Beau pragmatisme conforme à son credo : « Tout le monde connaît ses limites. J’ai toujours considéré que je faisais partie de ceux qui ne les acceptaient pas. »8 Il reconnaît cependant avoir traversé une période très difficile durant ses entraînements : « Je détestais porter mon uniforme spatial. (…) Il est devenu un déclencheur de ce qui était de la peur. » Quelques psychologues l’ont alors conditionné pour des « pensées positives » et il parvient à adopter ce costume qui le prive de toute sensation corporelle. Il met plutôt l’accent sur sa satisfaction : « Le ciel ne m’effraie pas. Au contraire. Je m’y sens chez moi. (…) J’ai tout fait, j’ai atteint tous les sommets ». Affirmation strictement corrélée au chiffrage de la science puisqu’il reconnaît n’avoir pu mentaliser son exploit que « lors de la conférence de presse quand Brian Utley qui a suivi la mission de près est arrivé avec des chiffres.
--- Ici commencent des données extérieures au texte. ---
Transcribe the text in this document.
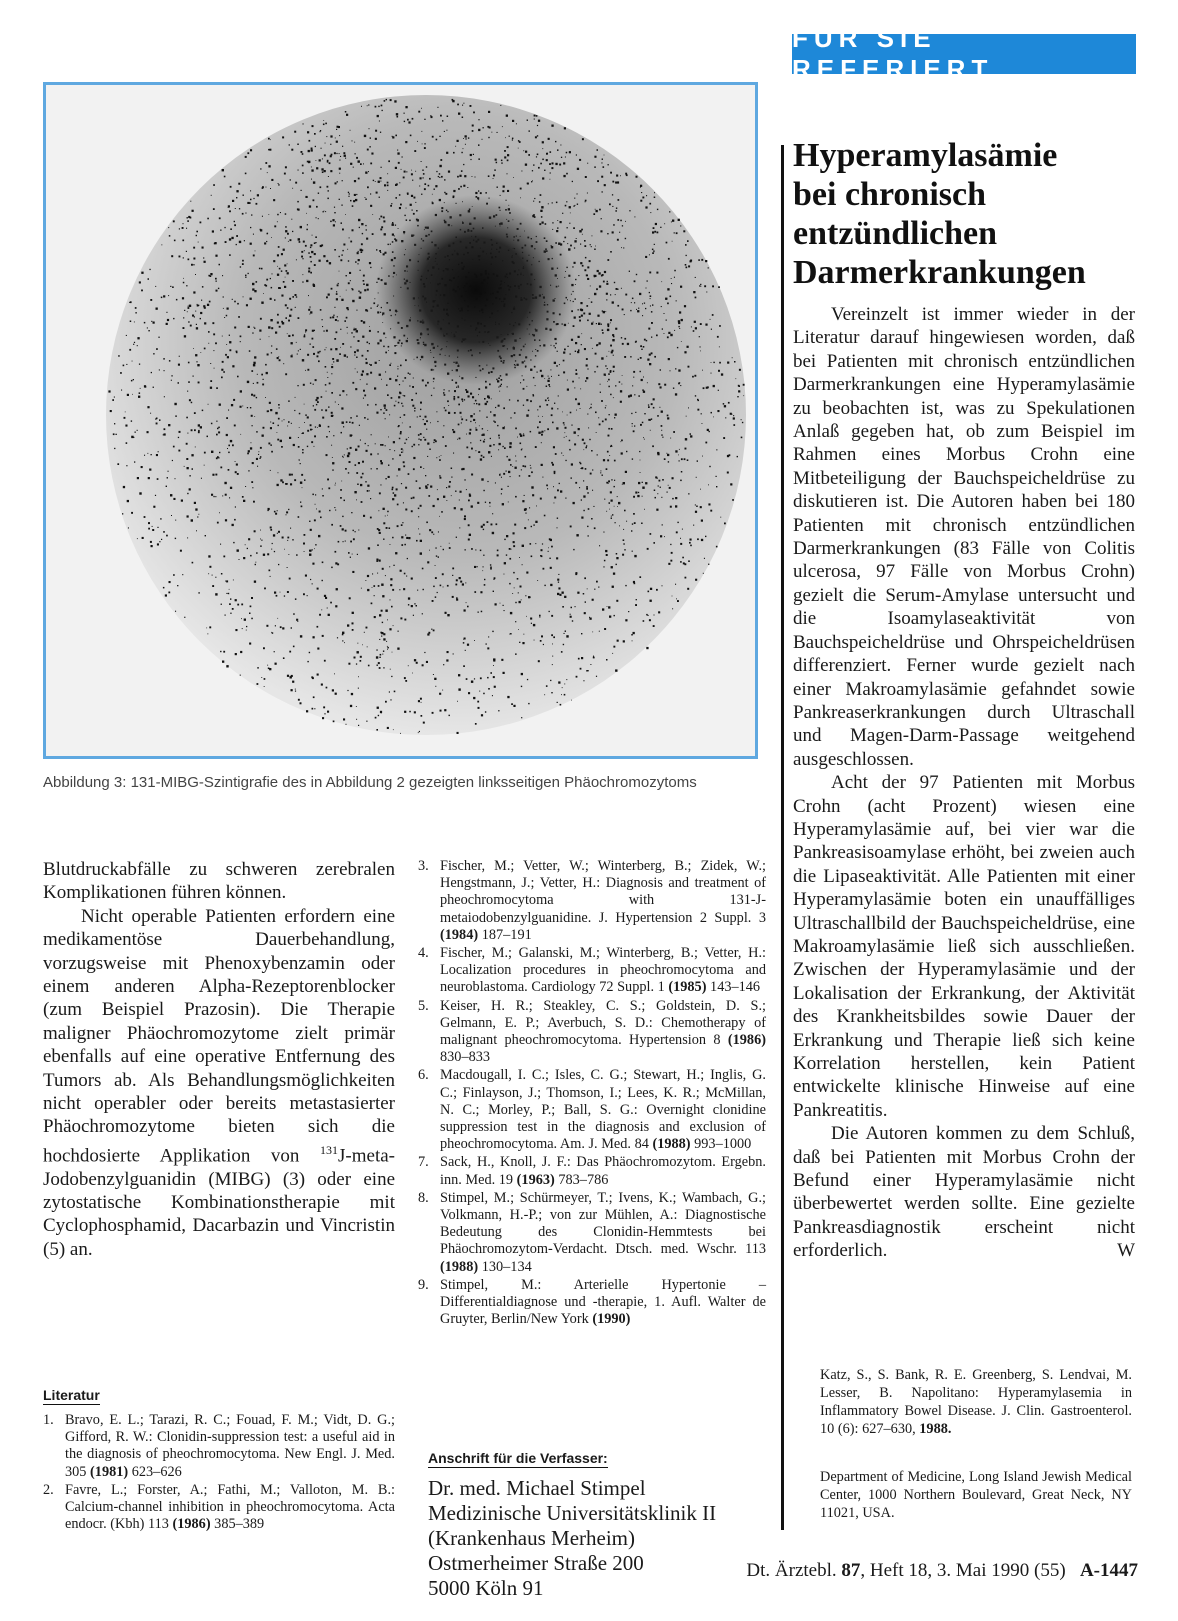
FÜR SIE REFERIERT
Abbildung 3: 131-MIBG-Szintigrafie des in Abbildung 2 gezeigten linksseitigen Phäochromozytoms
Hyperamylasämie
bei chronisch
entzündlichen
Darmerkrankungen

Vereinzelt ist immer wieder in der Literatur darauf hingewiesen worden, daß bei Patienten mit chronisch entzündlichen Darmerkrankungen eine Hyperamylasämie zu beobachten ist, was zu Spekulationen Anlaß gegeben hat, ob zum Beispiel im Rahmen eines Morbus Crohn eine Mitbeteiligung der Bauchspeicheldrüse zu diskutieren ist. Die Autoren haben bei 180 Patienten mit chronisch entzündlichen Darmerkrankungen (83 Fälle von Colitis ulcerosa, 97 Fälle von Morbus Crohn) gezielt die Serum-Amylase untersucht und die Isoamylaseaktivität von Bauchspeicheldrüse und Ohrspeicheldrüsen differenziert. Ferner wurde gezielt nach einer Makroamylasämie gefahndet sowie Pankreaserkrankungen durch Ultraschall und Magen-Darm-Passage weitgehend ausgeschlossen.

Acht der 97 Patienten mit Morbus Crohn (acht Prozent) wiesen eine Hyperamylasämie auf, bei vier war die Pankreasisoamylase erhöht, bei zweien auch die Lipaseaktivität. Alle Patienten mit einer Hyperamylasämie boten ein unauffälliges Ultraschallbild der Bauchspeicheldrüse, eine Makroamylasämie ließ sich ausschließen. Zwischen der Hyperamylasämie und der Lokalisation der Erkrankung, der Aktivität des Krankheitsbildes sowie Dauer der Erkrankung und Therapie ließ sich keine Korrelation herstellen, kein Patient entwickelte klinische Hinweise auf eine Pankreatitis.

Die Autoren kommen zu dem Schluß, daß bei Patienten mit Morbus Crohn der Befund einer Hyperamylasämie nicht überbewertet werden sollte. Eine gezielte Pankreasdiagnostik erscheint nicht erforderlich.	W

Katz, S., S. Bank, R. E. Greenberg, S. Lendvai, M. Lesser, B. Napolitano: Hyperamylasemia in Inflammatory Bowel Disease. J. Clin. Gastroenterol. 10 (6): 627–630, 1988.
Department of Medicine, Long Island Jewish Medical Center, 1000 Northern Boulevard, Great Neck, NY 11021, USA.

Blutdruckabfälle zu schweren zerebralen Komplikationen führen können.

Nicht operable Patienten erfordern eine medikamentöse Dauerbehandlung, vorzugsweise mit Phenoxybenzamin oder einem anderen Alpha-Rezeptorenblocker (zum Beispiel Prazosin). Die Therapie maligner Phäochromozytome zielt primär ebenfalls auf eine operative Entfernung des Tumors ab. Als Behandlungsmöglichkeiten nicht operabler oder bereits metastasierter Phäochromozytome bieten sich die hochdosierte Applikation von $^{131}$J-meta-Jodobenzylguanidin (MIBG) (3) oder eine zytostatische Kombinationstherapie mit Cyclophosphamid, Dacarbazin und Vincristin (5) an.

Literatur
1. Bravo, E. L.; Tarazi, R. C.; Fouad, F. M.; Vidt, D. G.; Gifford, R. W.: Clonidin-suppression test: a useful aid in the diagnosis of pheochromocytoma. New Engl. J. Med. 305 (1981) 623–626
2. Favre, L.; Forster, A.; Fathi, M.; Valloton, M. B.: Calcium-channel inhibition in pheochromocytoma. Acta endocr. (Kbh) 113 (1986) 385–389
3. Fischer, M.; Vetter, W.; Winterberg, B.; Zidek, W.; Hengstmann, J.; Vetter, H.: Diagnosis and treatment of pheochromocytoma with 131-J-metaiodobenzylguanidine. J. Hypertension 2 Suppl. 3 (1984) 187–191
4. Fischer, M.; Galanski, M.; Winterberg, B.; Vetter, H.: Localization procedures in pheochromocytoma and neuroblastoma. Cardiology 72 Suppl. 1 (1985) 143–146
5. Keiser, H. R.; Steakley, C. S.; Goldstein, D. S.; Gelmann, E. P.; Averbuch, S. D.: Chemotherapy of malignant pheochromocytoma. Hypertension 8 (1986) 830–833
6. Macdougall, I. C.; Isles, C. G.; Stewart, H.; Inglis, G. C.; Finlayson, J.; Thomson, I.; Lees, K. R.; McMillan, N. C.; Morley, P.; Ball, S. G.: Overnight clonidine suppression test in the diagnosis and exclusion of pheochromocytoma. Am. J. Med. 84 (1988) 993–1000
7. Sack, H., Knoll, J. F.: Das Phäochromozytom. Ergebn. inn. Med. 19 (1963) 783–786
8. Stimpel, M.; Schürmeyer, T.; Ivens, K.; Wambach, G.; Volkmann, H.-P.; von zur Mühlen, A.: Diagnostische Bedeutung des Clonidin-Hemmtests bei Phäochromozytom-Verdacht. Dtsch. med. Wschr. 113 (1988) 130–134
9. Stimpel, M.: Arterielle Hypertonie – Differentialdiagnose und -therapie, 1. Aufl. Walter de Gruyter, Berlin/New York (1990)
Anschrift für die Verfasser:
Dr. med. Michael Stimpel
Medizinische Universitätsklinik II
(Krankenhaus Merheim)
Ostmerheimer Straße 200
5000 Köln 91
Dt. Ärztebl. 87, Heft 18, 3. Mai 1990 (55) A-1447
Et croyez-moi, je ne suis pas près d’oublier ce moment-là. » Ce serait donc la preuve scientifique et non l’éprouvé du corps qui le ferait vibrer…

… mais pas sans le discours capitaliste
Cet exploit baptisé « Red Bull Stratos » que plus de 8 millions de spectateurs ont suivi en direct sur internet – autre record absolu, d’audience celui-ci – aura coûté la bagatelle de 50 millions d’euros, intégralement financés par les fonds privés de la société Red Bull. Dieter Mateschitz, autrichien comme Félix, qui dirige cette société avec son associé thaïlandais, est passionné de sports extrêmes et débourse chaque année 15% de son chiffre d’affaire dans le sponsoring.
Sponsor dites-vous ? Félix Baumgartner n’est-il pas plutôt devenu l’objet publicitaire le plus rentable de Red Bull ? Ceci ne l’empêche pas de considérer que son exploit constitue « un véritable défi scientifique » qui aura « prouvé au monde qu’il est possible d’atteindre ces altitudes et de revenir sain et sauf. »
La « mission Stratos » aura mobilisé 100 scientifiques pendant 7 années pour mener à bien son projet : connaître les réactions d’un organisme soumis à la vitesse supersonique puis, au retour, à une vitesse subsonique. L’alibi scientifique étant, bien entendu, de créer des procédures de sauvetage dans l’espace.
Félix, « né pour voler » peut enfin déclarer qu’à la pensée de tous ces spectateurs ayant les yeux rivés sur lui lors du saut, il avait «  l’impression d’être dans la peau du Pape. » Mais un « pape », pendant ces 4 minutes et 19 secondes de chute, branché à la voix de Joe Kittinger, cet ancien militaire qui détenait jusque là le record du saut en parachute, confirmant avec Lacan que cette « voix humaine, avec son effet de vous soutenir le périnée, si je puis m’exprimer ainsi, ne dévoile pas du tout sa vérité. »9


1 Lacan J., Le Séminaire, livre XVII, L’envers de la psychanalyse, Paris, Seuil, 1991, p. 187.
2 Monnier J. L., Présentation du Séminaire XVII, sur le site de l’ECF.
3 Cottet S., « En ligne avec Serge Cottet », in La Cause du désir, n° 84, Paris, Navarin, juin 2013, p. 16.
4 Cf. Lacan, J., Le Séminaire, livre XVII, L’envers, op. cit., p. 188.
5 « Saut extrême » en français.
6 Sur le site : http:/www.lesmondesdepval .com/2012/10/felix-baumgartner, consulté le 15/04/2013.
7 L’air étant rare, le corps part en vrilles au risque que le sujet perde connaissance et meure. Il faut donc les stopper au plus vite.
8 http://www.parismatch.com/Actu-Match/Sport/Actu/Felix-baumgardner.-Le-grand-saut.
9 Lacan J., Le Séminaire, livre XVII, L’envers de la psychanalyse, op. cit., Paris, Seuil, p. 188.